I use PureOS on the Librem 5 and only boot into postmarketOS (on SD card) from time to time - I’d say with Phosh it’s fine, but less polished here and there (e.g. a file picker that does not fit the screen - and due to running it from SD I could not test suspend (it wakes up with read-only filesystem)). Recently, I’ve put postmarketOS with Plasma Mobile on my SD - unless you are a die-hard Plasma fan I would not recommend it - although I run select apps (Kasts, Angelfish, Itinerary, KWeather) on Phosh, too.
If the Librem 5 is your daily driver, go with postmarketOS stable - it has less apps packaged (see Packaged In | LinuxPhoneApps), but is less likely to break across updates (and at least in some cases, packages from edge/testing still work on stable).
I would suggest to try both Mobian and postmarketOS from SD card before making the switch, and to make a backup of PureOS so you can easily go back without starting from zero before putting either of them in eMMC.
That said, what’s your problem with the PureOS flatpak repo?

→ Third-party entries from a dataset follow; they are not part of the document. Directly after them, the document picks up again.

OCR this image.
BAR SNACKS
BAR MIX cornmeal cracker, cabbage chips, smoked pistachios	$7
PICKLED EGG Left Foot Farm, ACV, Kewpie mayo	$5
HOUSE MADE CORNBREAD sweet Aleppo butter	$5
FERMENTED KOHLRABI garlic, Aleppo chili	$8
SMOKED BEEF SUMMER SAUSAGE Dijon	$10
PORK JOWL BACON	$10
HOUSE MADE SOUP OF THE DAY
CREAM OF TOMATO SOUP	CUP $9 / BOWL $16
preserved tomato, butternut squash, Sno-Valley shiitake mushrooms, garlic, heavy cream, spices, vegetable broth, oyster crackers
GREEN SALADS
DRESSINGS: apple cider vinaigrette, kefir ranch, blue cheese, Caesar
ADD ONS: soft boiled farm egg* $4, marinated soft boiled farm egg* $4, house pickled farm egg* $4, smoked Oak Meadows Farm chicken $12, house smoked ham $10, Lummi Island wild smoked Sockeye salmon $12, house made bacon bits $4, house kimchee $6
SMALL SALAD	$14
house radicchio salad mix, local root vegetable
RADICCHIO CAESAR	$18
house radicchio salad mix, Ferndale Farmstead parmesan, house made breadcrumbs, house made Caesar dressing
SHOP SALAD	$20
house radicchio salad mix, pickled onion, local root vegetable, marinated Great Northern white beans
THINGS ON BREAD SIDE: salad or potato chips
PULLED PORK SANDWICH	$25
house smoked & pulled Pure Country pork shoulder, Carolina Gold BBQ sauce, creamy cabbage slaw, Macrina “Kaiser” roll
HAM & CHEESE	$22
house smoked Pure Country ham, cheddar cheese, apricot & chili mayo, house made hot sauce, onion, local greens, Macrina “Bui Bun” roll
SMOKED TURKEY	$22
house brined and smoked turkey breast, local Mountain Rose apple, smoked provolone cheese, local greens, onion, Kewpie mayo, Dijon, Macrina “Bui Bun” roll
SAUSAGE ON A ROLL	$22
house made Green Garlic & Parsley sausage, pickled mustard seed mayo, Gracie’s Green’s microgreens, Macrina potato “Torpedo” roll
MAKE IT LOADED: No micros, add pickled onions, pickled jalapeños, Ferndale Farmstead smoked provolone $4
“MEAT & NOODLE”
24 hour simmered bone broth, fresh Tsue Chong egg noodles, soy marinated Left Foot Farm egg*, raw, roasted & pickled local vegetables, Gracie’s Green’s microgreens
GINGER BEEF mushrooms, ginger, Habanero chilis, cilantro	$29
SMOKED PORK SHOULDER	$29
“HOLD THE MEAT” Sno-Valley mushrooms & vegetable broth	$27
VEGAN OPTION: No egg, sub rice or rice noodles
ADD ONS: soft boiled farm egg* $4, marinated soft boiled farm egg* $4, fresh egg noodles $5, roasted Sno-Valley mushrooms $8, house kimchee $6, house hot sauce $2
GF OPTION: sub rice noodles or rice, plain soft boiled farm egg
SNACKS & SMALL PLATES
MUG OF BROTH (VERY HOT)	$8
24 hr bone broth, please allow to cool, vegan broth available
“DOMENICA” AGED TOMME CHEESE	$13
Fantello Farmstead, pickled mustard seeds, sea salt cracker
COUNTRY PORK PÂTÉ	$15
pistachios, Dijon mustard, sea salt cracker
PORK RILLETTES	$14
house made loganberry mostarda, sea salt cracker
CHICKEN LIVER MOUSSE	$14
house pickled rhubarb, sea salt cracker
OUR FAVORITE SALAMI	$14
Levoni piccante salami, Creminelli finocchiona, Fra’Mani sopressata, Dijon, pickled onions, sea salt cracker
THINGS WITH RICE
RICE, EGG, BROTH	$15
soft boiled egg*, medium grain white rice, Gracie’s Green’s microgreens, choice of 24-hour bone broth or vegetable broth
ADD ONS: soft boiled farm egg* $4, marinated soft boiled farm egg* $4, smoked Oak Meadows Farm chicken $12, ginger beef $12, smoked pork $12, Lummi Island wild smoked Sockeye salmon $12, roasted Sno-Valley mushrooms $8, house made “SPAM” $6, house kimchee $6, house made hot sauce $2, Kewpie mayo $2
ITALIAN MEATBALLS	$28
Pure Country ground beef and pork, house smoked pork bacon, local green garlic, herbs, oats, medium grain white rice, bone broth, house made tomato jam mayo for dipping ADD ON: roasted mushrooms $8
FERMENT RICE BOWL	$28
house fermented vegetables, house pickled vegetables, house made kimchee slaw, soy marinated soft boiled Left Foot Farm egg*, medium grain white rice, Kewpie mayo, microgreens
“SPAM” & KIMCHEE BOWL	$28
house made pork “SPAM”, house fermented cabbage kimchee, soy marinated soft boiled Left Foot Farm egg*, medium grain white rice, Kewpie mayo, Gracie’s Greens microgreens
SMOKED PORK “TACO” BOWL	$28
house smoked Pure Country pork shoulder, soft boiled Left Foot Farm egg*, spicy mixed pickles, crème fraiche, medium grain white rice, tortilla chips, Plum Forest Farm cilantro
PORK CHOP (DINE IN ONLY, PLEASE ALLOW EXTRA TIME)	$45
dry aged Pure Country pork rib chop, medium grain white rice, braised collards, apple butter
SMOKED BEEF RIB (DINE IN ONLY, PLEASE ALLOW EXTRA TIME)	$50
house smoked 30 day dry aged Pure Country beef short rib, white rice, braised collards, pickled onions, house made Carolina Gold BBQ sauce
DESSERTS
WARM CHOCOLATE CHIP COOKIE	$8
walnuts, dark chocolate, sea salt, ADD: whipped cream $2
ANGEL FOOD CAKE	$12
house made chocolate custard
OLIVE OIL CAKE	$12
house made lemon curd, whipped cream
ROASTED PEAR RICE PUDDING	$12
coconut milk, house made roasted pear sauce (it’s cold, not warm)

I think it’s a valuable thing to have a curated flatpak repo by Purism that can eliminate issues like “if I am stupid and don’t read things I may install proprietary software from flathub”, while requiring way less person-power than packaging software to Debian. Packaging for Debian is more involved than checking and re-building flatpak manifests or packaging for Arch or Alpine - and for many apps it would require extensive backporting, as newer dependencies are often necessary (even Crimson/Debian 12 is by now 2 major GNOME releases behind).
[Addition:] I am also quite sure that if you don’t want to have any flatpaks, you will always be able to make sure to not install any by uninstalling the flatpak package with apt or, if that should be difficult, by simply removing every flatpak remote (which would then be like having apt without any repository and could not do anything).